This last weekend I attended my first Aikido seminar at Aikido of Dallas.
The weather was horrible as I drove down there Friday, after work. I arrived, got changed, and stretched out. Mike Abrams Sensei, from New York, gave that first class of the weekend. We did a lot of stuff I hadn’t done before, so it was a little confusing. However, it was good to get exposed to some new techniques, even if I didn’t totally get them. We did a cool version of Nikyo — one with the Nage sitting and Uke standing. Very cool.
On the way home I decided to skip the two Saturday sessions. I’ve only been doing this a few weeks, and really didn’t feel like I was up to 4 hours of Aikido right after that session. Instead, I relaxed on Saturday, did some stretching, and prepared for Sunday.
There was only one session on Sunday, led by Yamada Sensei. It was a good session. I got to start learning Tenchi Nage. We also did Ryotetori Nikyo, which was pretty cool. Actually, we did a lot of techniques that day — so many, in fact, that I stepped off the mat for the last two techniques. I had done about 100 shoulder rolls, and just felt like I was falling apart. So rather than risk injury due to fatique, I just watched the last two techniques. That is very much against my nature, but I can’t learn if I’m injured. It made me realize that staying home on Saturday was the right thing to do. I was simply not up to 8 hours of Aikido in 3 days.
Overall the seminar was helpful to me. I went home and looked up the techniques in my various Aikido books, and replayed them in my head and by physically going through them with an imaginary partner. Seeing all the black belts was also very inspiring and impressive. One group of almost all black belts was working out together, and it was cool to see them tossing each other around. Anyone who thinks Aikido isn’t rough needs to see it for real. These boys (and girls) play rough. Much rougher than any wrestling practice I ever went through. Everyone I worked with was more advanced than me, and all of them were very patient and helpful.

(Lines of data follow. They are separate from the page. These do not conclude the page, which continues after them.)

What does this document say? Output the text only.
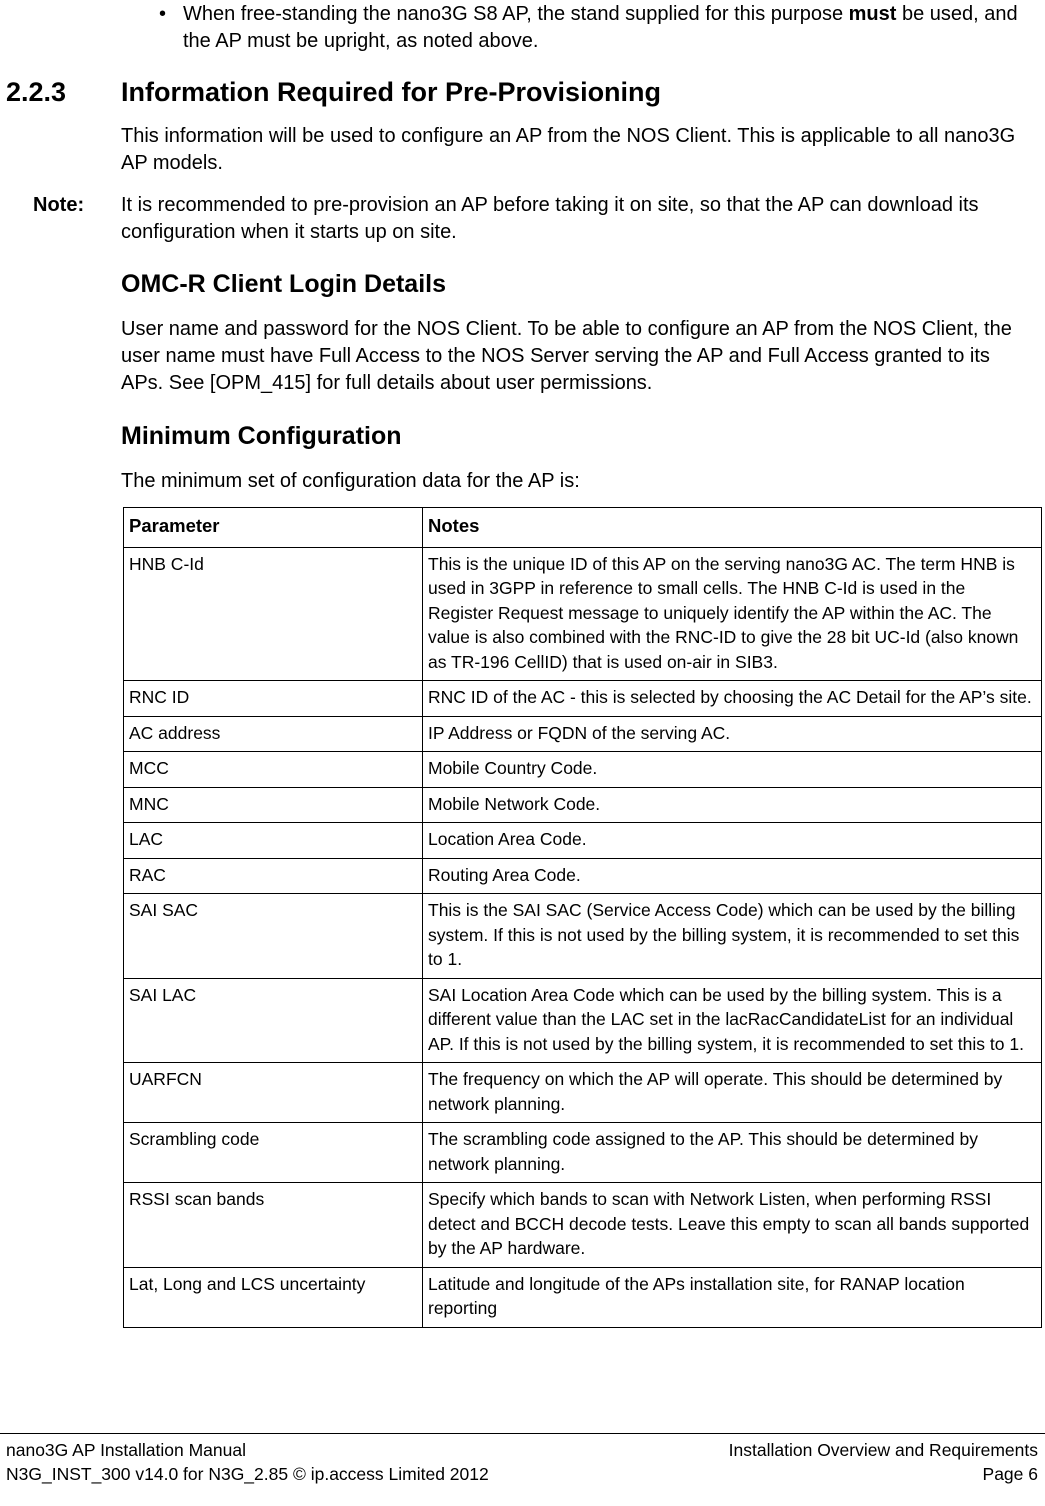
• When free-standing the nano3G S8 AP, the stand supplied for this purpose must be used, and the AP must be upright, as noted above.
2.2.3 Information Required for Pre-Provisioning
This information will be used to configure an AP from the NOS Client. This is applicable to all nano3G AP models.
Note: It is recommended to pre-provision an AP before taking it on site, so that the AP can download its configuration when it starts up on site.
OMC-R Client Login Details
User name and password for the NOS Client. To be able to configure an AP from the NOS Client, the user name must have Full Access to the NOS Server serving the AP and Full Access granted to its APs. See [OPM_415] for full details about user permissions.
Minimum Configuration
The minimum set of configuration data for the AP is:
Parameter	Notes
HNB C-Id	This is the unique ID of this AP on the serving nano3G AC. The term HNB is used in 3GPP in reference to small cells. The HNB C-Id is used in the Register Request message to uniquely identify the AP within the AC. The value is also combined with the RNC-ID to give the 28 bit UC-Id (also known as TR-196 CellID) that is used on-air in SIB3.
RNC ID	RNC ID of the AC - this is selected by choosing the AC Detail for the AP’s site.
AC address	IP Address or FQDN of the serving AC.
MCC	Mobile Country Code.
MNC	Mobile Network Code.
LAC	Location Area Code.
RAC	Routing Area Code.
SAI SAC	This is the SAI SAC (Service Access Code) which can be used by the billing system. If this is not used by the billing system, it is recommended to set this to 1.
SAI LAC	SAI Location Area Code which can be used by the billing system. This is a different value than the LAC set in the lacRacCandidateList for an individual AP. If this is not used by the billing system, it is recommended to set this to 1.
UARFCN	The frequency on which the AP will operate. This should be determined by network planning.
Scrambling code	The scrambling code assigned to the AP. This should be determined by network planning.
RSSI scan bands	Specify which bands to scan with Network Listen, when performing RSSI detect and BCCH decode tests. Leave this empty to scan all bands supported by the AP hardware.
Lat, Long and LCS uncertainty	Latitude and longitude of the APs installation site, for RANAP location reporting
nano3G AP Installation Manual
N3G_INST_300 v14.0 for N3G_2.85 © ip.access Limited 2012
Installation Overview and Requirements
Page 6
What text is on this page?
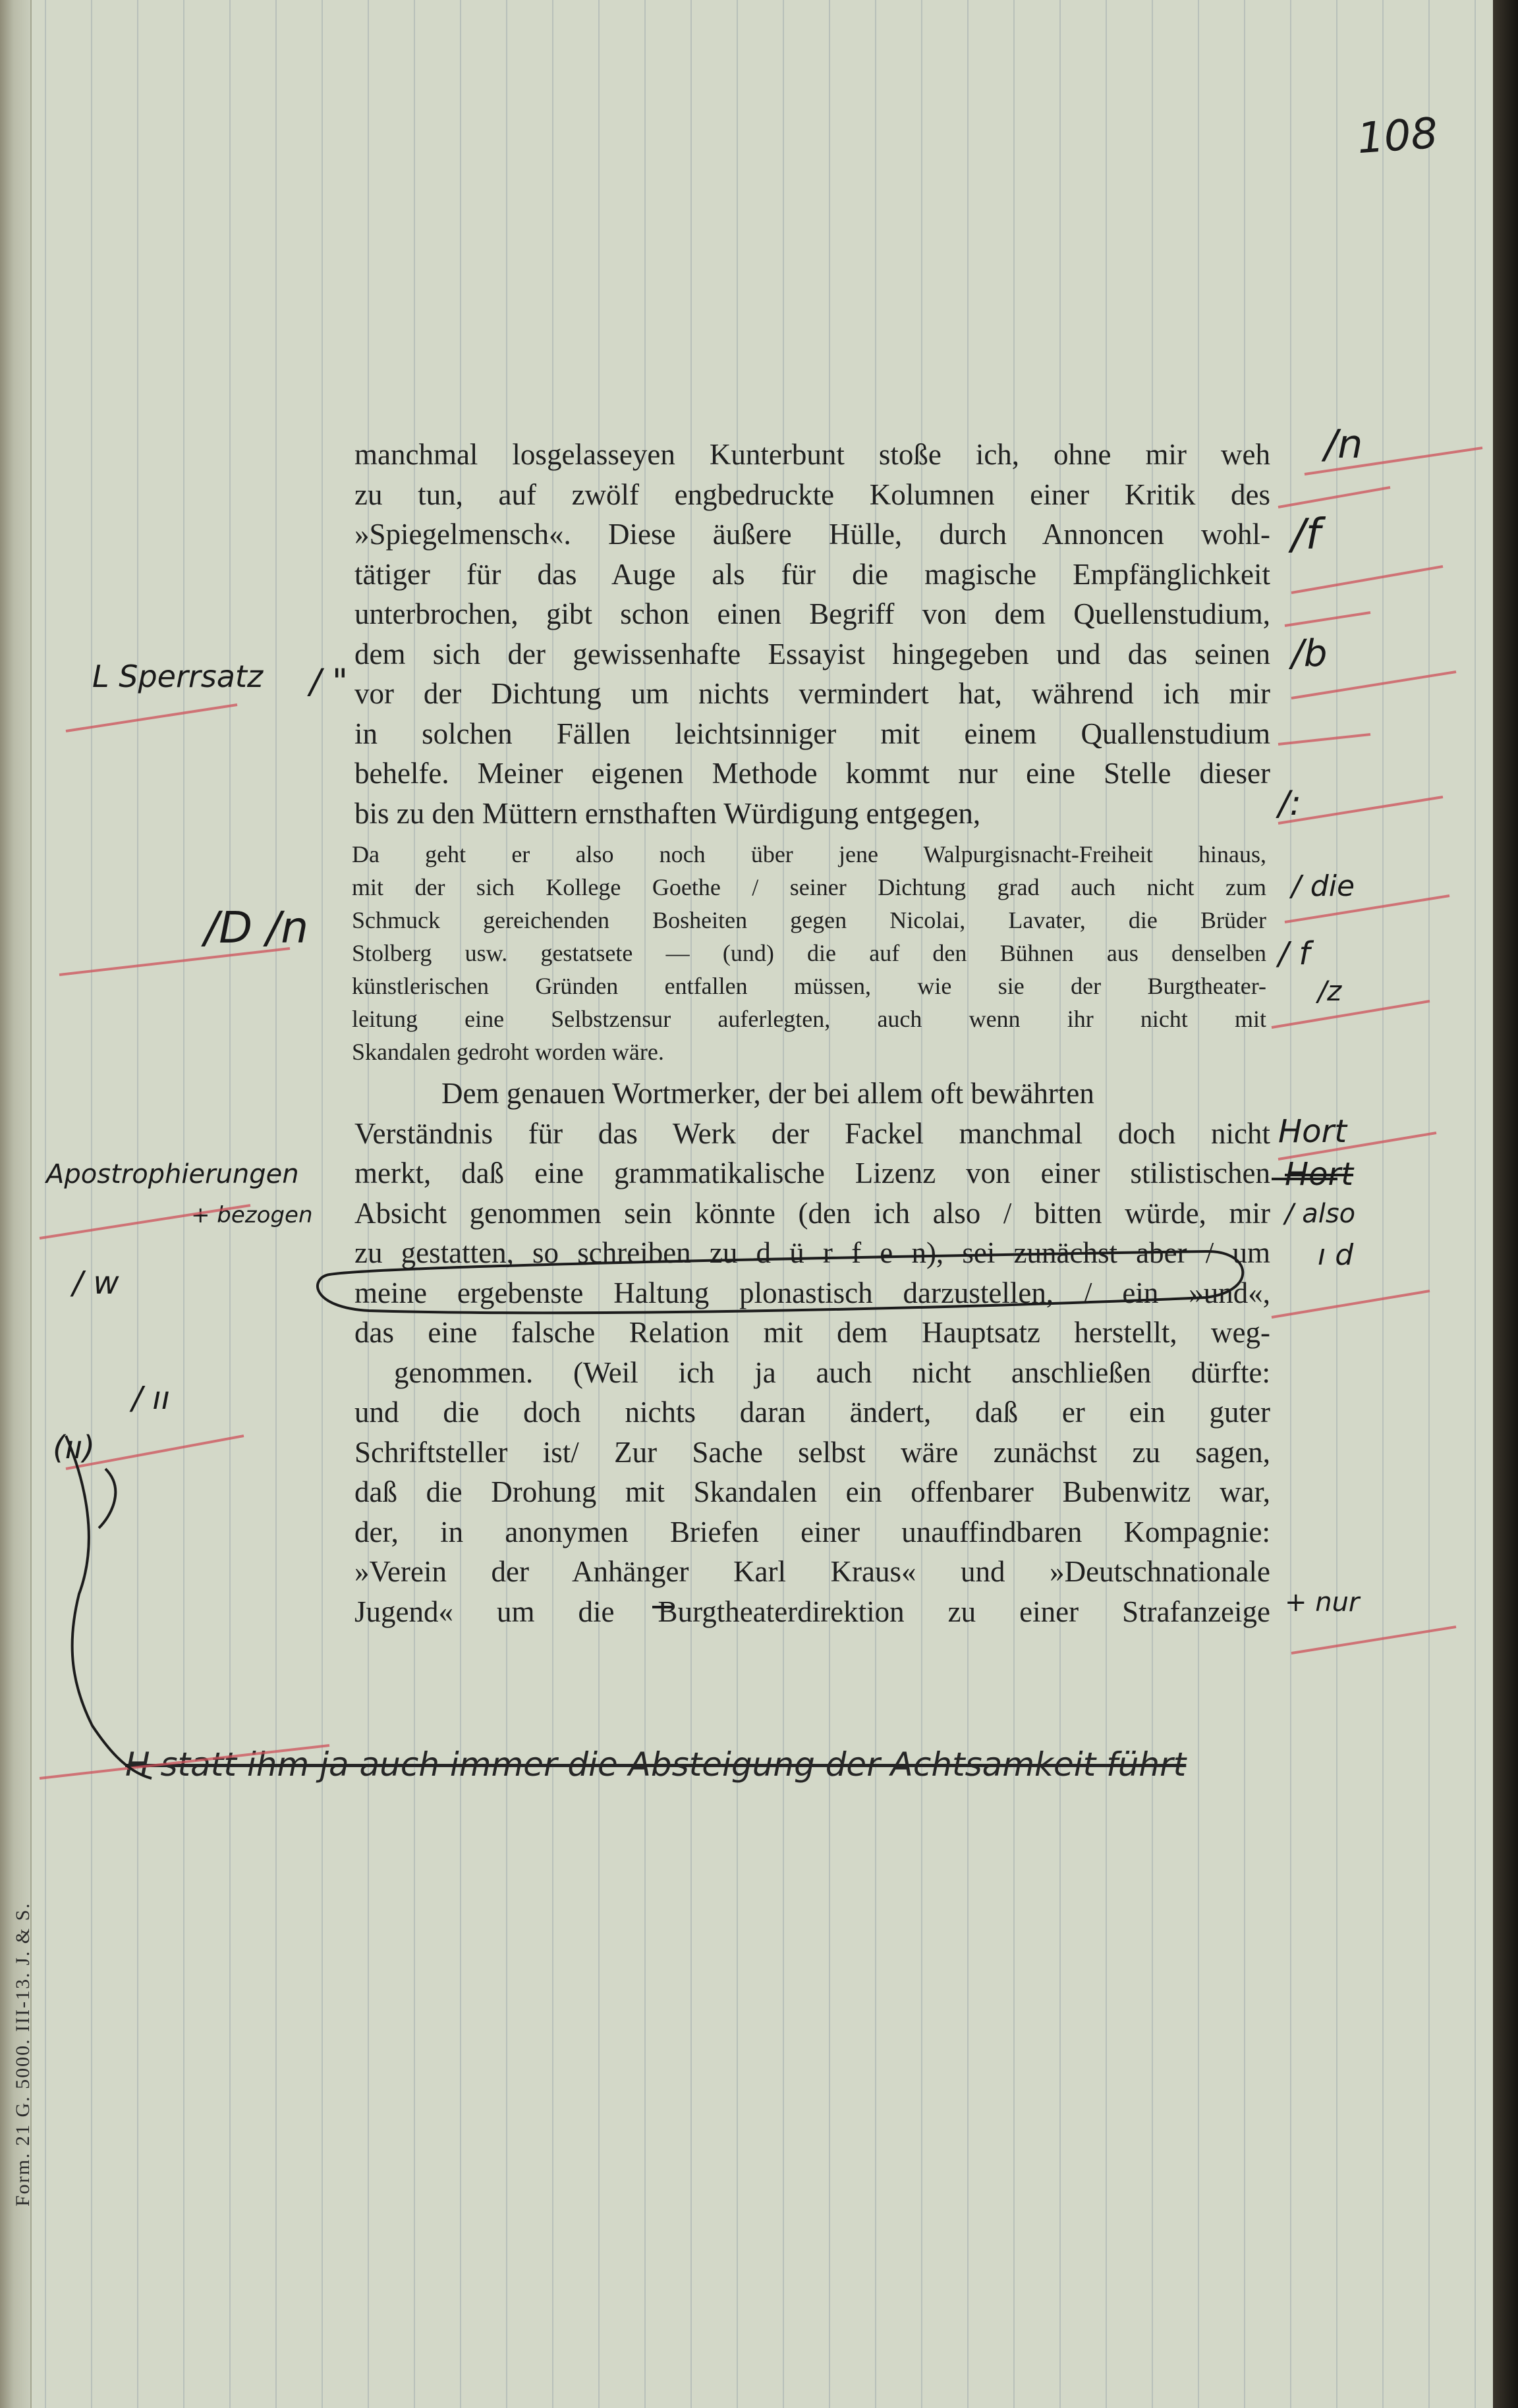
108
manchmal losgelasseyen Kunterbunt stoße ich, ohne mir weh
zu tun, auf zwölf engbedruckte Kolumnen einer Kritik des
»Spiegelmensch«. Diese äußere Hülle, durch Annoncen wohl-
tätiger für das Auge als für die magische Empfänglichkeit
unterbrochen, gibt schon einen Begriff von dem Quellenstudium,
dem sich der gewissenhafte Essayist hingegeben und das seinen
vor der Dichtung um nichts vermindert hat, während ich mir
in solchen Fällen leichtsinniger mit einem Quallenstudium
behelfe. Meiner eigenen Methode kommt nur eine Stelle dieser
bis zu den Müttern ernsthaften Würdigung entgegen,
Da geht er also noch über jene Walpurgisnacht-Freiheit hinaus,
mit der sich Kollege Goethe / seiner Dichtung grad auch nicht zum
Schmuck gereichenden Bosheiten gegen Nicolai, Lavater, die Brüder
Stolberg usw. gestatsete — (und) die auf den Bühnen aus denselben
künstlerischen Gründen entfallen müssen, wie sie der Burgtheater-
leitung eine Selbstzensur auferlegten, auch wenn ihr nicht mit
Skandalen gedroht worden wäre.
Dem genauen Wortmerker, der bei allem oft bewährten
Verständnis für das Werk der Fackel manchmal doch nicht
merkt, daß eine grammatikalische Lizenz von einer stilistischen
Absicht genommen sein könnte (den ich also / bitten würde, mir
zu gestatten, so schreiben zu d ü r f e n), sei zunächst aber / um
meine ergebenste Haltung plonastisch darzustellen, / ein »und«,
das eine falsche Relation mit dem Hauptsatz herstellt, weg-
genommen. (Weil ich ja auch nicht anschließen dürfte:
und die doch nichts daran ändert, daß er ein guter
Schriftsteller ist/ Zur Sache selbst wäre zunächst zu sagen,
daß die Drohung mit Skandalen ein offenbarer Bubenwitz war,
der, in anonymen Briefen einer unauffindbaren Kompagnie:
»Verein der Anhänger Karl Kraus« und »Deutschnationale
Jugend« um die Burgtheaterdirektion zu einer Strafanzeige
/n
/f
/b
/:
/ die
/ f
/z
Hort
Hort
/ also
ı d
+ nur
L Sperrsatz / "
/D /n
Apostrophierungen
+ bezogen
/ w
/ ıı
(ıı)
H statt ihm ja auch immer die Absteigung der Achtsamkeit führt
Form. 21 G. 5000. III-13. J. & S.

Finally, it was great to be in a practice with Yamada Sensei. I noticed that the practice session seemed designed to take us from fairly simple techniques to related but somewhat more complex stuff. Very logical and flowing. Sensei walked around, making comments and helping where he saw the need. As a beginner, I appreciated his help when given and I was very happy when he passed me by — perhaps indicating that he didn’t see anything too horrible going on!
I took Monday night off regular practice to heal up sore muscles. I really believe the secret to doing Aikido is learning your Ukemi (falling techniques) really well. In Aikido, if you don’t fall and roll smoothly, it will beat the hell out of you. I’ll be back at regular practice on Wednesday.